Reputation: 824
I am trying to run a method that logs into facebook. The success callback of the login requests the current user's id, their events, their friends list and then runs through the friends list and requests the events for each of their friends and compares each friend's list of events with the current user's events.
The reason I run this as many separate requests is that it seemed more efficient to break it up so I wouldn't get such a huge blob of data all at once and choke up my app. Now I am not so sure.
I would like to get some advice on whether I should just make one big ajax request to get all the data, or whether I should break it up into smaller calls.
And if I should break it up into smaller calls, could I get some advice on the best way to do so? For example, should I chain them all as callbacks to each other?

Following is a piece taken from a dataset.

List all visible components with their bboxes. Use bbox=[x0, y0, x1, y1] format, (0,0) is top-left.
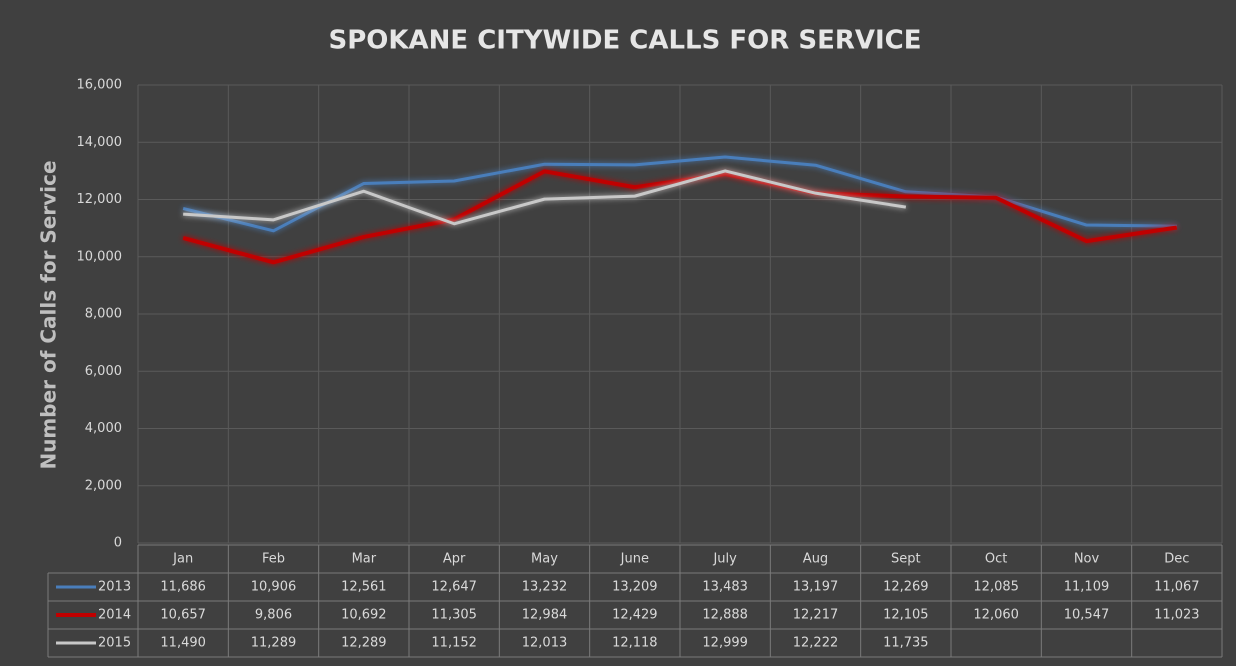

It seems like the way forward is: 1. Get the user's id
Get the user's event list AND get the user's friend list could be executed independently and not have to be chained together
Get the user's friend list (as a callback to step 2 - after event list and friend list has been received)
Run the user's events vs their friend's events for each friend (as a callback to step 3)
(Sorry about the dodgy formatting - I tried wrestling with the code formatting but for some reason, it just didn't want to work today :( )
function collectFriendsRankedByCommonEvents(){
var myId;
var eventComparisonData = [];
var myData;
var myFriendsList;
//login with permission to userEvents, Friendslist and friend's events
FB.login(function(response){
if(response.status == 'connected'){
FB.api('/me', function(response) { myId = response['id'] });
FB.api((myId + '?fields=id,events'), 'GET', function(response){ myData = response })
FB.api((myId + '?fields=id,friends'), 'GET', function(response){ myFriendsList = response })
for(i=0; i < myFriendsList.length; i++){
var thisFriendId = myFriendsList[i]
var thisFriendData; //call to API to request friend's event data
var comparisonWithThisFriend = compareFriendEventsWithMe(myData, thisFriendData);
}
eventComparisonData.push(comparisonWithThisFriend);
} else { console.log('couldn\'t connect to facebook') }
},
{scope: 'user_friends, friends_events'}
);
//to iterative rendering method
}
Upvotes: 0
Views: 128
Reputation: 6572
In most cases you're best to do as few HTTP requests as possible. In any app an HTTP request is expensive and the weakest point of failure (consider mobile environment with fluctuating network connection) so if you can, just do everything in one request. It also makes your code more maintainable as it avoids callback chaining.
Unless you're receiving a multi-megabyte response, this shouldn't impact on performance. If you find that parsing the response does take time, you can use a Web Worker; this moves the parsing task to the background, freeing up the main thread so you can show feedback while its processing.